The primary healthcare system in Balochistan has made progress in expanding access to basic healthcare services, reducing communicable diseases, and introducing community-based programs. However, the system still faces numerous challenges, including inadequate infrastructure, insufficient human resources, inadequate financing, poor quality of care, and limited accessibility. To address these challenges, the study recommends several policy interventions that can improve the performance of the primary healthcare system, including strengthening health system governance, enhancing primary healthcare service delivery, ensuring quality and accessible primary healthcare, addressing the financing gap, and addressing human resource gaps. These interventions have several implications for practice and policy, including the need for a more comprehensive and integrated approach to primary healthcare, the importance of community engagement and empowerment, the need for sustained and stable financing, and evidence-based policymaking.

 

References
  1. Ahmad K, Jafri W, Ali A, et al. Health status of the people of Balochistan, Pakistan: an overview. Journal of Ayub Medical College Abbottabad. 2012;24(3-4):4-9.
  2. Balochistan Health Department. Annual Development Program (ADP) 2021-22. Accessed on February 22, 2023. http://www.balochistan.gov.pk/departments/health
  3. Bhutta ZA, Hafeez A, Rizvi A, Ali N, Khan A. Health systems in Pakistan: challenges and opportunities. The Lancet. 2013;381(9885):1193-1207.

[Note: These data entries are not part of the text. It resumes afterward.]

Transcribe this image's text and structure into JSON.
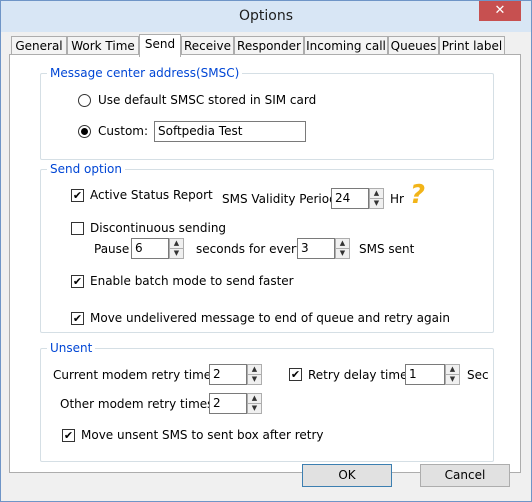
{
  "window": {
    "title": "Options",
    "close_glyph": "✕"
  },
  "tabs": [
    {
      "label": "General"
    },
    {
      "label": "Work Time"
    },
    {
      "label": "Send"
    },
    {
      "label": "Receive"
    },
    {
      "label": "Responder"
    },
    {
      "label": "Incoming call"
    },
    {
      "label": "Queues"
    },
    {
      "label": "Print label"
    }
  ],
  "smsc": {
    "title": "Message center address(SMSC)",
    "default_label": "Use default SMSC stored in SIM card",
    "custom_label": "Custom:",
    "custom_value": "Softpedia Test"
  },
  "send_option": {
    "title": "Send option",
    "active_status_label": "Active Status Report",
    "validity_label": "SMS Validity Period",
    "validity_value": "24",
    "validity_unit": "Hr",
    "discontinuous_label": "Discontinuous sending",
    "pause_label": "Pause",
    "pause_value": "6",
    "seconds_label": "seconds for every",
    "every_value": "3",
    "sms_sent_label": "SMS sent",
    "batch_label": "Enable batch mode to send faster",
    "move_undelivered_label": "Move undelivered message to end of queue and retry again"
  },
  "unsent": {
    "title": "Unsent",
    "current_modem_label": "Current modem retry times",
    "current_modem_value": "2",
    "retry_delay_label": "Retry delay time",
    "retry_delay_value": "1",
    "retry_delay_unit": "Sec",
    "other_modem_label": "Other modem retry times",
    "other_modem_value": "2",
    "move_unsent_label": "Move unsent SMS to sent box after retry"
  },
  "buttons": {
    "ok": "OK",
    "cancel": "Cancel"
  },
  "check_glyph": "✔",
  "spin_up": "▲",
  "spin_down": "▼",
  "help_glyph": "?"
}
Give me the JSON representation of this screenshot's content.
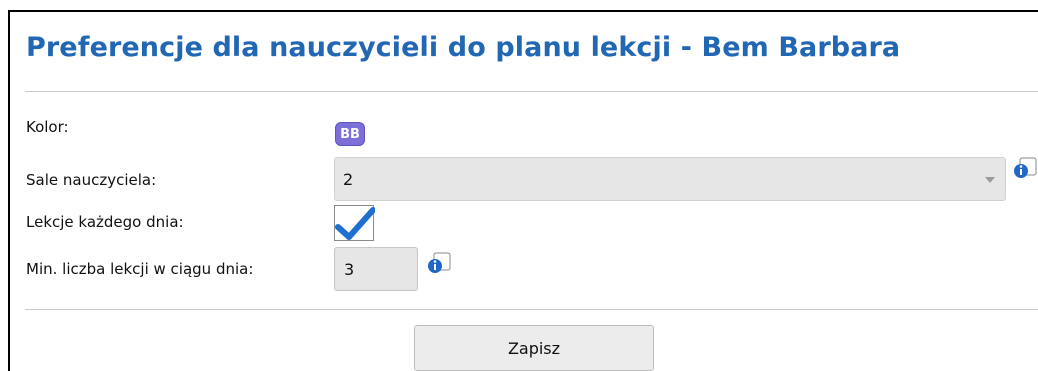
{
  "page": {
    "title": "Preferencje dla nauczycieli do planu lekcji - Bem Barbara"
  },
  "form": {
    "color": {
      "label": "Kolor:",
      "badge": "BB",
      "badge_color": "#7b6fd8"
    },
    "rooms": {
      "label": "Sale nauczyciela:",
      "value": "2"
    },
    "daily": {
      "label": "Lekcje każdego dnia:",
      "checked": true
    },
    "min_lessons": {
      "label": "Min. liczba lekcji w ciągu dnia:",
      "value": "3"
    }
  },
  "actions": {
    "save_label": "Zapisz"
  },
  "colors": {
    "title": "#2167b4",
    "check": "#1f6fd1",
    "info": "#2266c8"
  },
  "icons": [
    "info-icon",
    "chevron-down-icon",
    "checkmark-icon"
  ]
}
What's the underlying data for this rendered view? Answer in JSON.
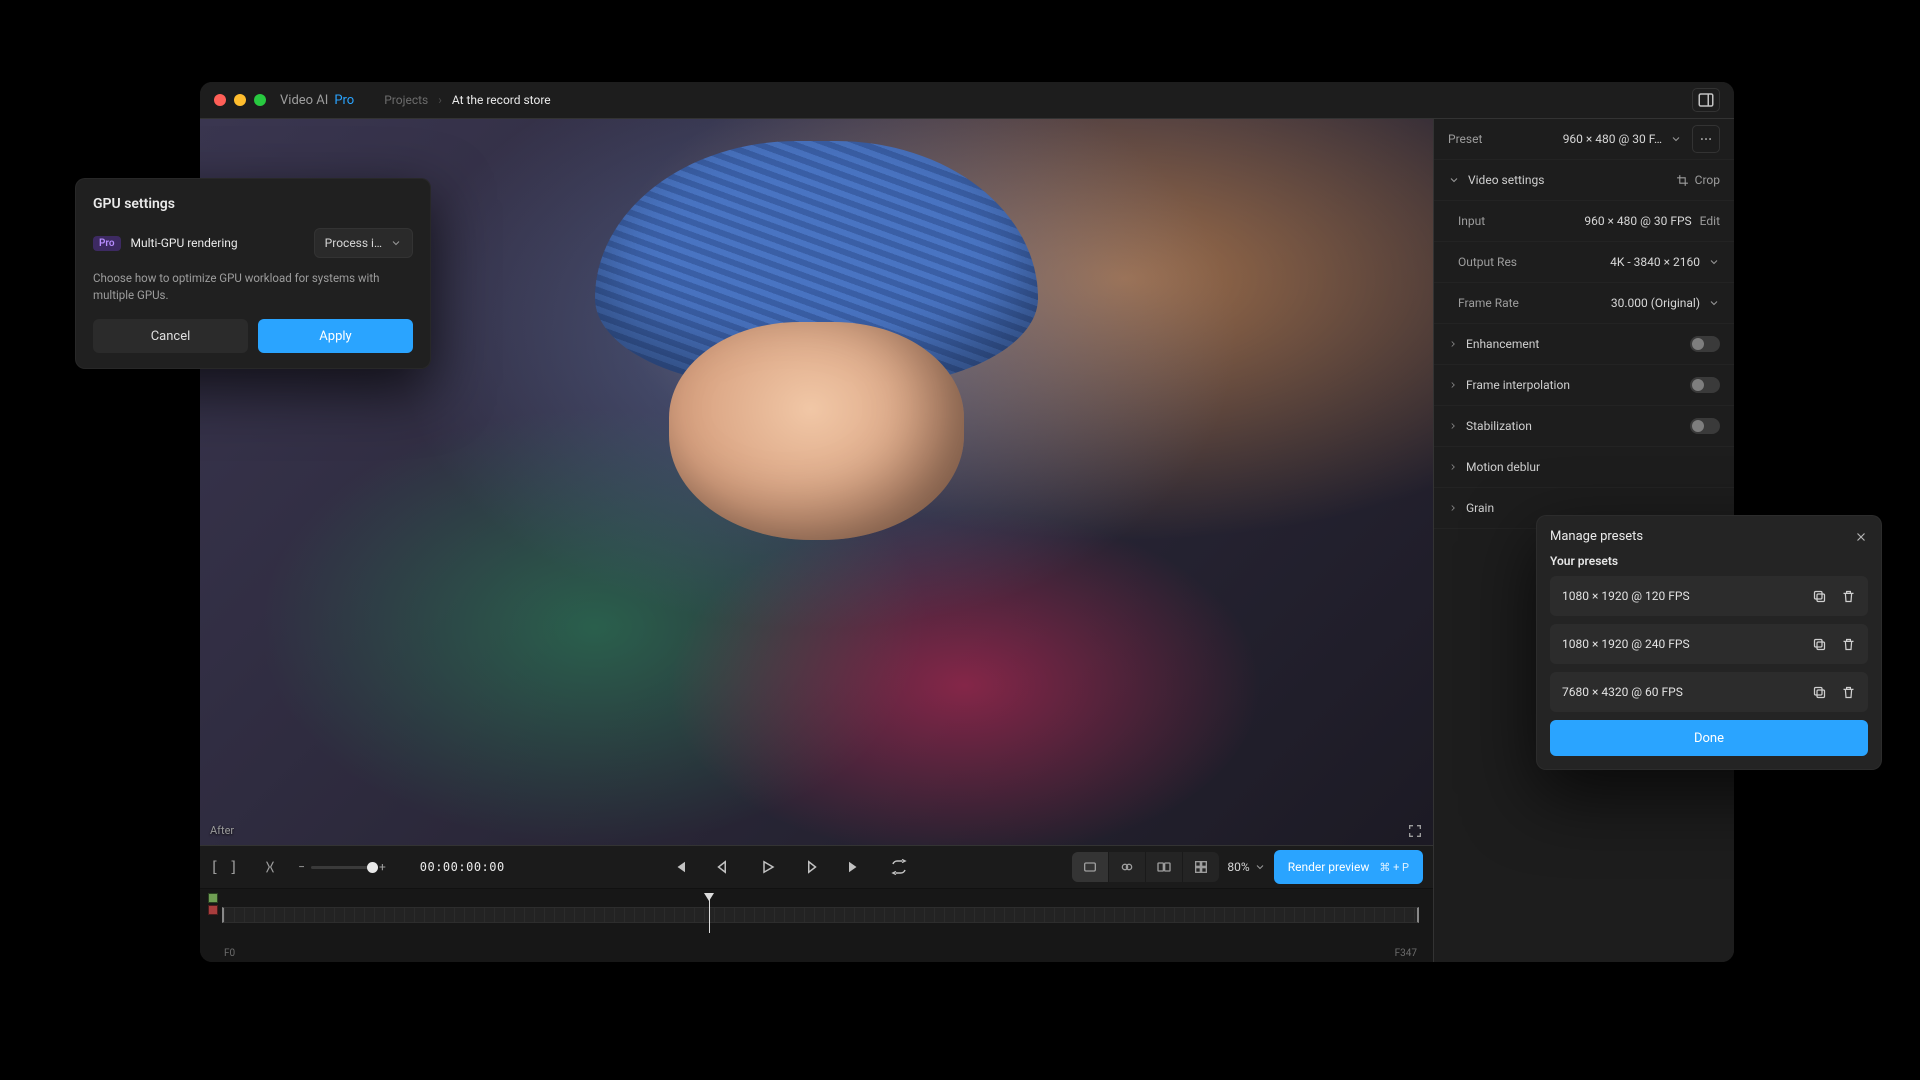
{
  "colors": {
    "accent": "#2aa4ff"
  },
  "titlebar": {
    "app_name": "Video AI",
    "app_edition": "Pro",
    "breadcrumb_root": "Projects",
    "breadcrumb_project": "At the record store"
  },
  "viewer": {
    "overlay_label": "After"
  },
  "controls": {
    "bracket_in": "[",
    "bracket_out": "]",
    "timecode": "00:00:00:00",
    "zoom_pct": "80%",
    "render_label": "Render preview",
    "render_shortcut": "⌘ + P"
  },
  "timeline": {
    "frame_start": "F0",
    "frame_end": "F347"
  },
  "sidebar": {
    "preset_label": "Preset",
    "preset_value": "960 × 480 @ 30 F…",
    "video_section": "Video settings",
    "crop_label": "Crop",
    "input_label": "Input",
    "input_value": "960 × 480 @ 30 FPS",
    "edit_label": "Edit",
    "outputres_label": "Output Res",
    "outputres_value": "4K - 3840 × 2160",
    "framerate_label": "Frame Rate",
    "framerate_value": "30.000 (Original)",
    "enhancement_label": "Enhancement",
    "frameinterp_label": "Frame interpolation",
    "stabilization_label": "Stabilization",
    "motiondeblur_label": "Motion deblur",
    "grain_label": "Grain"
  },
  "gpu": {
    "title": "GPU settings",
    "pro_badge": "Pro",
    "row_label": "Multi-GPU rendering",
    "select_value": "Process i…",
    "description": "Choose how to optimize GPU workload for systems with multiple GPUs.",
    "cancel": "Cancel",
    "apply": "Apply"
  },
  "presets": {
    "title": "Manage presets",
    "subtitle": "Your presets",
    "items": [
      {
        "label": "1080 × 1920 @ 120 FPS"
      },
      {
        "label": "1080 × 1920 @ 240 FPS"
      },
      {
        "label": "7680 × 4320 @ 60 FPS"
      }
    ],
    "done": "Done"
  }
}
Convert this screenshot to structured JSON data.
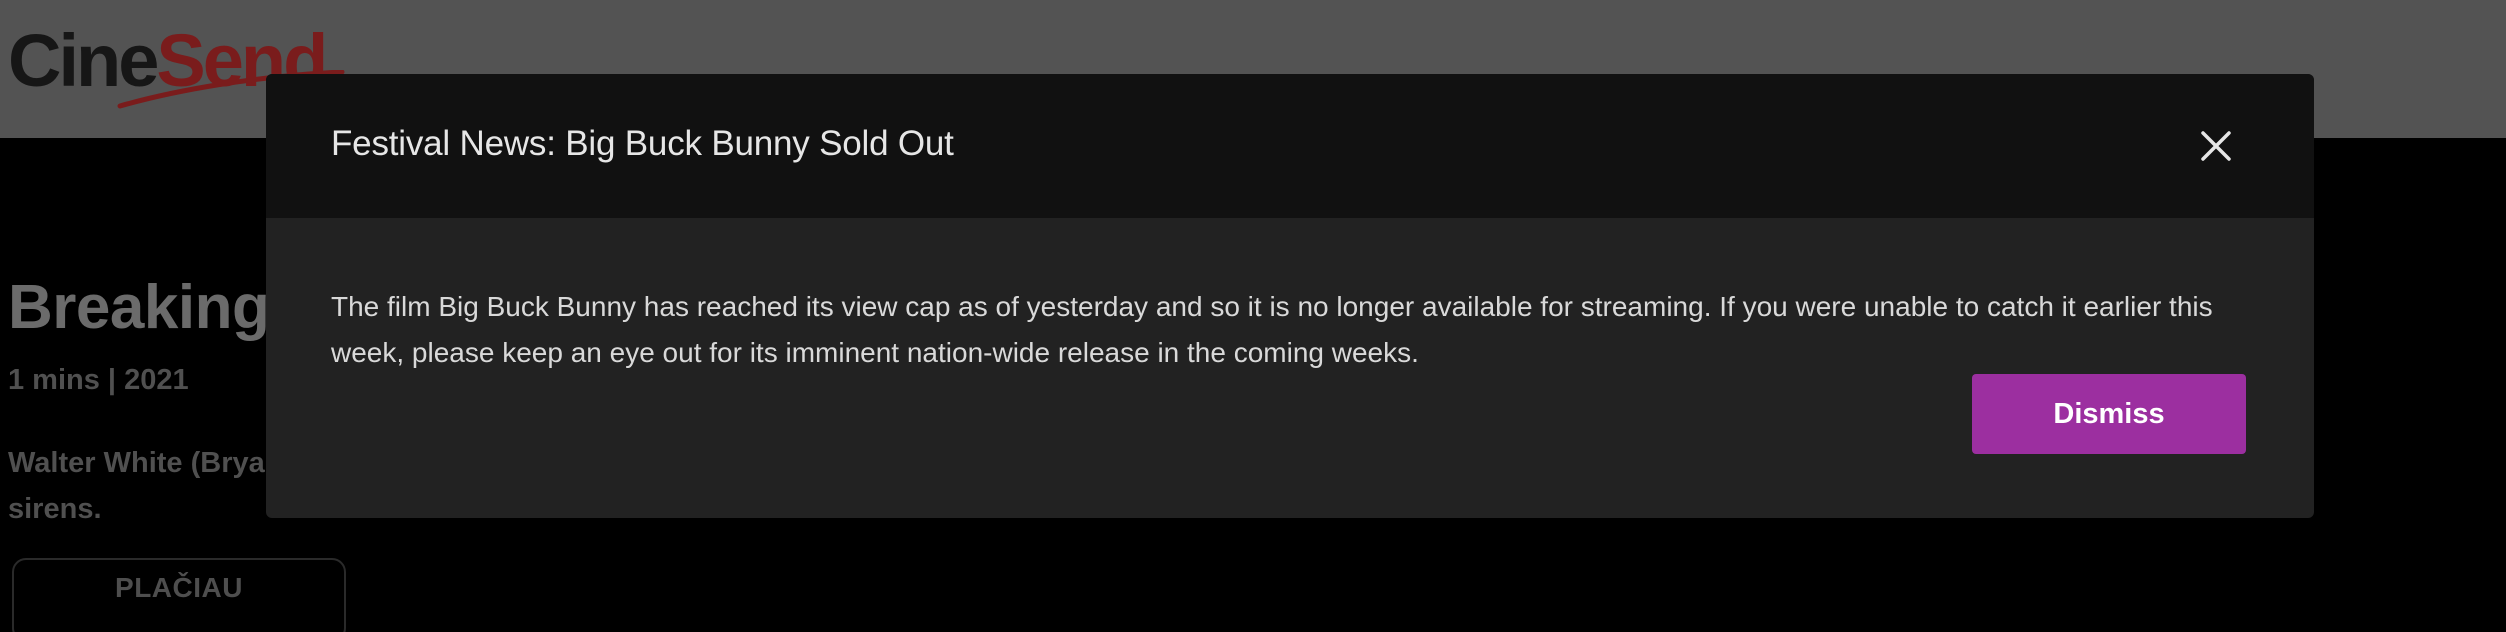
{
  "app": {
    "logo_part1": "Cine",
    "logo_part2": "Send"
  },
  "background": {
    "title": "Breaking",
    "meta": "1 mins | 2021",
    "description": "Walter White (Bryan sirens.",
    "play_label": "PLAČIAU"
  },
  "modal": {
    "title": "Festival News: Big Buck Bunny Sold Out",
    "body": "The film Big Buck Bunny has reached its view cap as of yesterday and so it is no longer available for streaming. If you were unable to catch it earlier this week, please keep an eye out for its imminent nation-wide release in the coming weeks.",
    "dismiss_label": "Dismiss"
  },
  "colors": {
    "accent": "#9c2fa0",
    "brand_red": "#7a1c1c",
    "overlay_header": "#111111",
    "overlay_body": "#222222"
  },
  "icons": {
    "close": "close-icon"
  }
}
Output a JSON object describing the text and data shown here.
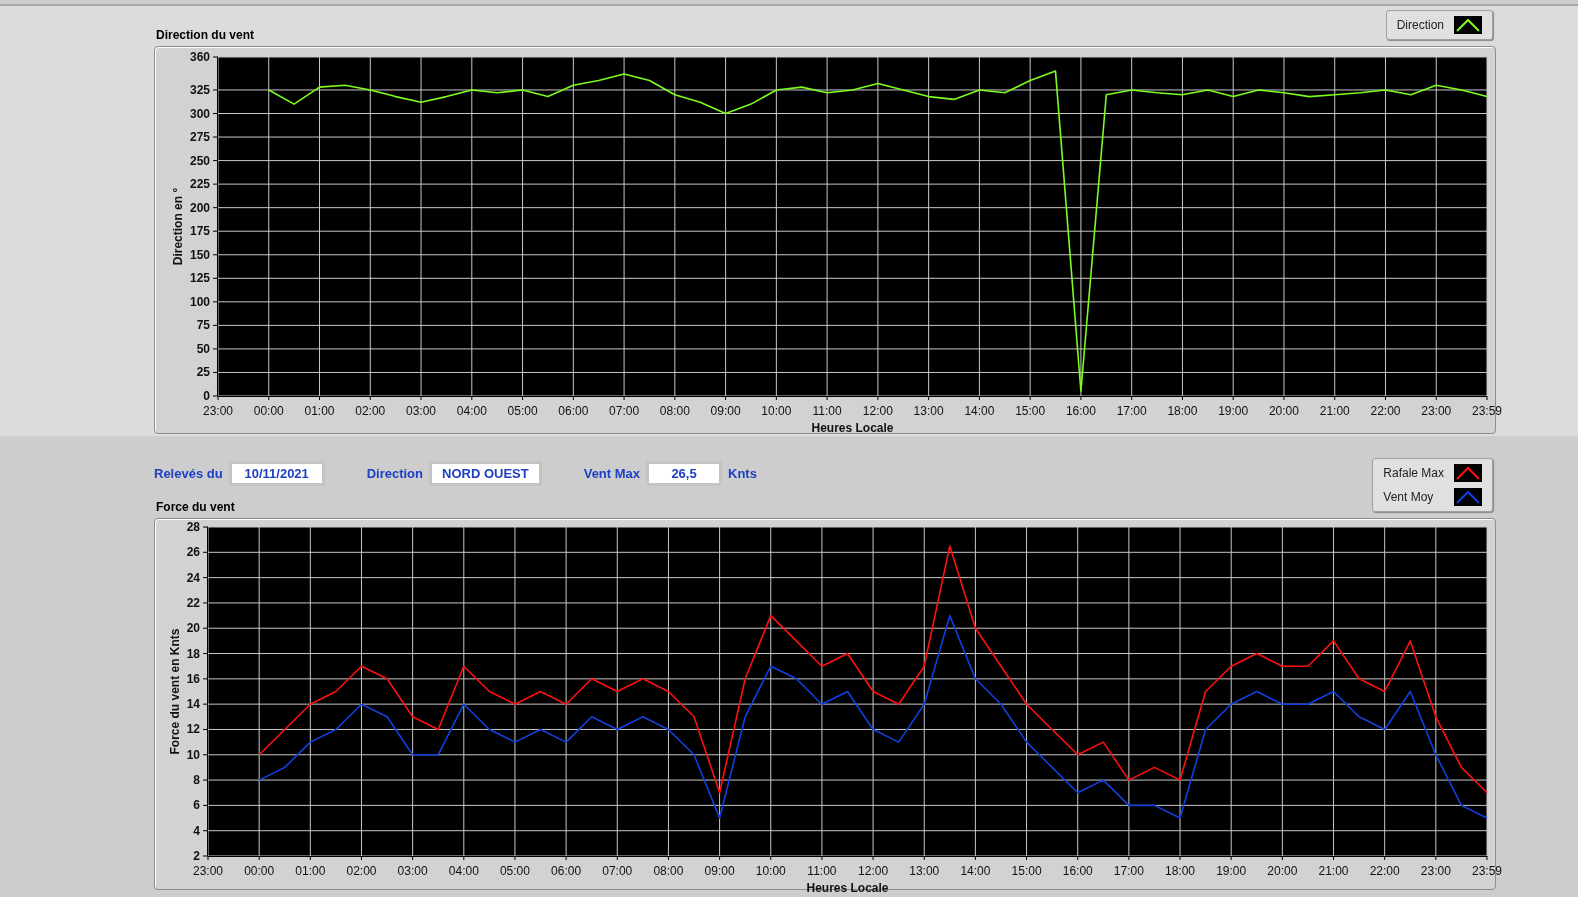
{
  "direction_panel": {
    "title": "Direction du vent",
    "chart_data": {
      "type": "line",
      "grid": true,
      "xlabel": "Heures Locale",
      "ylabel": "Direction en °",
      "ylim": [
        0,
        360
      ],
      "categories": [
        "23:00",
        null,
        "00:00",
        null,
        "01:00",
        null,
        "02:00",
        null,
        "03:00",
        null,
        "04:00",
        null,
        "05:00",
        null,
        "06:00",
        null,
        "07:00",
        null,
        "08:00",
        null,
        "09:00",
        null,
        "10:00",
        null,
        "11:00",
        null,
        "12:00",
        null,
        "13:00",
        null,
        "14:00",
        null,
        "15:00",
        null,
        "16:00",
        null,
        "17:00",
        null,
        "18:00",
        null,
        "19:00",
        null,
        "20:00",
        null,
        "21:00",
        null,
        "22:00",
        null,
        "23:00",
        null,
        "23:59"
      ],
      "yticks": [
        0,
        25,
        50,
        75,
        100,
        125,
        150,
        175,
        200,
        225,
        250,
        275,
        300,
        325,
        360
      ],
      "series": [
        {
          "name": "Direction",
          "color": "#7cfc1c",
          "values": [
            null,
            null,
            325,
            310,
            328,
            330,
            325,
            318,
            312,
            318,
            325,
            322,
            325,
            318,
            330,
            335,
            342,
            335,
            320,
            312,
            300,
            310,
            325,
            328,
            322,
            325,
            332,
            325,
            318,
            315,
            325,
            322,
            335,
            345,
            5,
            320,
            325,
            322,
            320,
            325,
            318,
            325,
            322,
            318,
            320,
            322,
            325,
            320,
            330,
            325,
            318
          ]
        }
      ]
    }
  },
  "readings": [
    {
      "label": "Relevés du",
      "value": "10/11/2021"
    },
    {
      "label": "Direction",
      "value": "NORD OUEST"
    },
    {
      "label": "Vent Max",
      "value": "26,5",
      "unit": "Knts"
    }
  ],
  "force_panel": {
    "title": "Force du vent",
    "chart_data": {
      "type": "line",
      "grid": true,
      "xlabel": "Heures Locale",
      "ylabel": "Force du vent en Knts",
      "ylim": [
        2,
        28
      ],
      "categories": [
        "23:00",
        null,
        "00:00",
        null,
        "01:00",
        null,
        "02:00",
        null,
        "03:00",
        null,
        "04:00",
        null,
        "05:00",
        null,
        "06:00",
        null,
        "07:00",
        null,
        "08:00",
        null,
        "09:00",
        null,
        "10:00",
        null,
        "11:00",
        null,
        "12:00",
        null,
        "13:00",
        null,
        "14:00",
        null,
        "15:00",
        null,
        "16:00",
        null,
        "17:00",
        null,
        "18:00",
        null,
        "19:00",
        null,
        "20:00",
        null,
        "21:00",
        null,
        "22:00",
        null,
        "23:00",
        null,
        "23:59"
      ],
      "yticks": [
        2,
        4,
        6,
        8,
        10,
        12,
        14,
        16,
        18,
        20,
        22,
        24,
        26,
        28
      ],
      "series": [
        {
          "name": "Rafale Max",
          "color": "#ff1010",
          "values": [
            null,
            null,
            10,
            12,
            14,
            15,
            17,
            16,
            13,
            12,
            17,
            15,
            14,
            15,
            14,
            16,
            15,
            16,
            15,
            13,
            7,
            16,
            21,
            19,
            17,
            18,
            15,
            14,
            17,
            26.5,
            20,
            17,
            14,
            12,
            10,
            11,
            8,
            9,
            8,
            15,
            17,
            18,
            17,
            17,
            19,
            16,
            15,
            19,
            13,
            9,
            7
          ]
        },
        {
          "name": "Vent Moy",
          "color": "#1040e0",
          "values": [
            null,
            null,
            8,
            9,
            11,
            12,
            14,
            13,
            10,
            10,
            14,
            12,
            11,
            12,
            11,
            13,
            12,
            13,
            12,
            10,
            5,
            13,
            17,
            16,
            14,
            15,
            12,
            11,
            14,
            21,
            16,
            14,
            11,
            9,
            7,
            8,
            6,
            6,
            5,
            12,
            14,
            15,
            14,
            14,
            15,
            13,
            12,
            15,
            10,
            6,
            5
          ]
        }
      ]
    }
  }
}
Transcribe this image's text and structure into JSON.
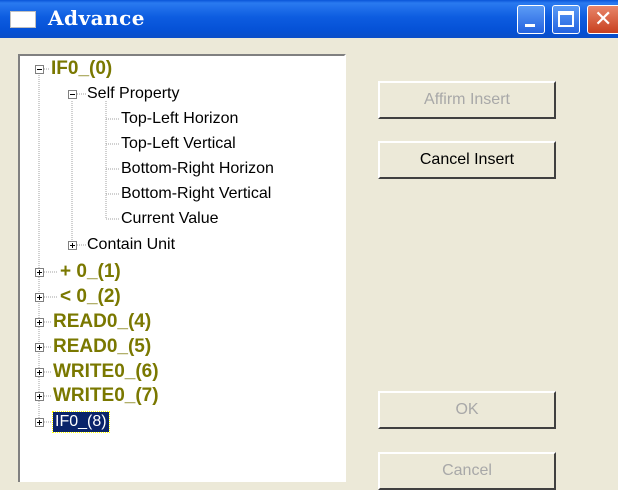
{
  "window": {
    "title": "Advance"
  },
  "tree": {
    "root_expanded": "IF0_(0)",
    "self_property": "Self Property",
    "self_children": [
      "Top-Left Horizon",
      "Top-Left Vertical",
      "Bottom-Right Horizon",
      "Bottom-Right Vertical",
      "Current Value"
    ],
    "contain_unit": "Contain Unit",
    "siblings": [
      "+ 0_(1)",
      "< 0_(2)",
      "READ0_(4)",
      "READ0_(5)",
      "WRITE0_(6)",
      "WRITE0_(7)"
    ],
    "selected": "IF0_(8)"
  },
  "buttons": {
    "affirm_insert": "Affirm Insert",
    "cancel_insert": "Cancel Insert",
    "ok": "OK",
    "cancel": "Cancel"
  },
  "colors": {
    "titlebar": "#0551d6",
    "root_text": "#7a7800",
    "selection": "#0a246a",
    "dialog_bg": "#ece9d8"
  }
}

  4. Government of Pakistan. Pakistan National Health Vision 2016–2025. Ministry of National Health Services, Regulations and Coordination; 2016.
  5. Jafri W, Bhatti N. Healthcare system in Pakistan: a critical review. Journal of Rawalpindi Medical College (JRMC). 2015;19(1):91-94.
  6. National Institute of Population Studies (NIPS) [Pakistan] and ICF International. Pakistan Demographic and Health Survey 2017-18. Islamabad, Pakistan, and Rockville, Maryland, USA: NIPS and ICF; 2019.
  7. World Health Organization. Health Systems Strengthening Glossary. World Health Organization; 2011.
  8. World Health Organization. Primary health care. World Health Organization; 2022. Accessed on February 22, 2023. https://www.who.int/health-topics/primary-health-care#tab=tab_1
  9. World Health Organization. World Health Statistics 2021: Monitoring Health for the SDGs. World Health Organization; 2021.
  10. Zaman S, Sahito A. Current status and future prospects of health policy and systems research in Pakistan. Health Research Policy and Systems. 2021;19(1):49.